Imitation learning approaches based on Inverse Reinforcement Learning (IRL) estimate a reward function that explains the observed behavior of an expert. Hence, IRL allows to learn behavioral models, which can either be used to teach new tasks or to predict an agent’s behavior. Since the agent's behavior originates in its policy and Markov Decision Process (MDP) policies depend on stochastic system dynamics as well as the reward function, the solution of the inverse problem is significantly influenced by both. As a consequence, extending IRL approaches by simultaneously learning the environments dynamics improves the quality of the reward as well as transition model estimates.

The capabilities of autonomous systems are constantly improving, which allows them to be applied in more and more complex environments. For example, an autonomous vehicle must be able to correctly predict the behavior of all agents in its immediate environment (e.g. pedestrians, cars, …) to decide what to do next, taking into consideration the influence of own decision on future situations. At the same time, we want an autonomous car to behave according to the desires of the consumer. Both, the prediction of other agent’s behavior and the prediction of the desired behavior, are challenges which can be solved through Learning from Demonstration (LfD) [2].

As the model-based IRL [6,9,10] approaches need to repeatedly solve the reinforcement learning problem as part of solving the IRL problem, they typically require an accurate model of the system's dynamics. Most IRL approaches assume that an MDP model, including the dynamics, is either given or can be estimated well enough from demonstrations. However, as the observations are the result of an expert's policy, they only provide demonstrations of desired, goal-directed behavior. As a consequence, a large area of the state and action space is rarely or never observed. Therefore, it is often not possible to estimate an accurate transition model directly from expert demonstrations. Model-free approaches [1,4] typically require either sufficient samples of the system's dynamics to accurately learn the reward function, access to the environment, or a simulator to generate additional data. However, in many applications these pre-conditions are not met: realistic simulators often do not exist, neither is it possible to query the environment. As such, current model-free IRL approaches either don't consider rewards or transitions of unobserved states and actions, or tend to suffer from wrong generalizations due the use of heuristics.

## Proposed Solution

We argue that simultaneously optimizing both, the likelihood of the demonstrations with respect to the reward function and the dynamics of the MDP, can improve the accuracy of the estimates and with it the resulting policy. Even though many transitions have never been observed, they can to some degree be inferred by taking into account that the data has been generated by an expert's policy. Since the expert's policy is the result of both his reward function and his belief about the system's dynamics, the frequency of state-action pairs in the data carries information about the expert's objective (see Figure 1).

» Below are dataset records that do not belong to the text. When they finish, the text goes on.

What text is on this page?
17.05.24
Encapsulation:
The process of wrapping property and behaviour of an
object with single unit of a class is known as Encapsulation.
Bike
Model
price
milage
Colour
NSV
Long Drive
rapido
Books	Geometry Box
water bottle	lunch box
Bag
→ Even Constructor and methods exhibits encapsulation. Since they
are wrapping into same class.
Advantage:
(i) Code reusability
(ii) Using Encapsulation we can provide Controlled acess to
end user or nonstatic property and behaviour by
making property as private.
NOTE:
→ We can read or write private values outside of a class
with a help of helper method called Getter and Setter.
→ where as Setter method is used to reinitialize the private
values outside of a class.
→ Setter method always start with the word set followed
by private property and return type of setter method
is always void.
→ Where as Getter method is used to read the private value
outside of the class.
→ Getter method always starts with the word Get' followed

This can be exploited to improve the sample efficiency and the accuracy of the estimation of the system's dynamics as well as the reward function, as both influence the policy. This led us to the formulation of a new problem class [2], which we call Simultaneous Estimation of Rewards and Dynamics (SERD), see Figure 2:

One solution to this type of problem is to find a parameterization of rewards and dynamics, which explains the observed behavior in terms of the log likelihood of the observed demonstrations. Assuming independent trajectories in the demonstration set, the optimization problem can be specified by the equation given in Figure 3.

Expert demonstrations consist of tuples 〈s,a,s’〉, which are samples from the environment’s dynamics P(s’|s,a ) and tuples 〈s,a〉, which are samples from the expert’s policy π(a|s). To solve this optimization problem, it is necessary to determine the influence of reward and dynamics on the policy. Several policy models which learn from human demonstrations have been proposed. In Herman et al. [2,3] we propose gradient-based approaches that solve this optimization problem for different expert policy models.

## Result

For evaluation purposes it is necessary to provide ground truth demonstrations of expert behavior from which both the reward function and the environment’s dynamics can be learned. While it is possible to use human demonstrations, specifying a reward function and creating toy data allows us to exactly evaluate the performance of the proposed approach. Therefore, a toy example has been designed for a grid-based navigating on map segments, as illustrated in Figure 4. The agent is allowed to choose between moving into four directions or staying in the grid cell. It is assumed that different transition models exist on open terrain and in the forest, where the outcome of moving into the desired direction is more random. The reward function indicates that being in the the goal is desired and walking on the street is preferable to walking on grass or in the forest. Figure 5 shows the expected log likelihood of ground truth demonstrations under the learned model parameters versus the demonstration set size. We compare our proposed approach to two IRL approaches, which use a naïve estimate of the dynamics for learning. It can be seen that SERD is sample efficient and that it produces more accurate models, which better explain the observed behavior.

## References

[1] A. Boularias, J. Kober, and J. Peters, “Relative entropy inverse reinforcement learning”, in Proceedings of Fourteenth International Conference on Artificial Intelligence and Statistics, (AISTATS ’11).

[2] D. C. Halbert, “Programming by example,” Ph.D. dissertation, 1984.

[3] M. Herman, T. Gindele, J. Wagner, F. Schmitt, and W. Burgard, "Inverse Reinforcement Learning with Simultaneous Estimation of Rewards and Dynamics”, in Proceedings of the 19th International Conference on Artificial Intelligence and Statistics (AISTATS), 2016, pp. 102-110.

[4] M. Herman, T. Gindele, J. Wagner, F. Schmitt, and W. Burgard, "Simultaneous estimation of rewards and dynamics from noisy expert demonstrations”, in 24th European Symposium on Artificial Neural Networks, Computational Intelligence and Machine Learning (ESANN), 2016, pp. 677-682.

[5] E. Klein, M. Geist, B. Piot, and O. Pietquin. "Inverse Reinforcement Learning through Structured Classification”, in Advances in Neural Information Processing Systems (NIPS ‘12).

[6] G. Neu and C. Szepesvári, “Apprenticeship learning using inverse reinforcement learning and gradient methods,” in UAI 2007, Proceedings of the Twenty-Third Conference on Uncertainty in Artificial Intelligence, Vancouver, BC, Canada, July 19-22, 2007, 2007, pp. 295–302.

[7] A. Y. Ng and S. J. Russell, “Algorithms for inverse reinforcement learning,” in Proceedings of the Seventeenth International Conference on Machine Learning, ser. ICML ’00. San Francisco, CA, USA: Morgan Kaufmann Publishers Inc., 2000, pp. 663–670.

[8] S. Russell, “Learning agents for uncertain environments,” in Proceedings of the eleventh annual conference on Computational learning theory. ACM, 1998, pp. 101–103.

[9] B. D. Ziebart, A. Maas, J. A. D. Bagnell, and A. Dey, “Maximum entropy inverse reinforcement learning,” in Proceeding of AAAI 2008, July 2008.

[10] B. D. Ziebart, J. A. Bagnell, and A. K. Dey, “Modeling interaction via the principle of maximum causal entropy”, in Proc. of the International Conference on Machine Learning, 2010, pp. 1255-1262.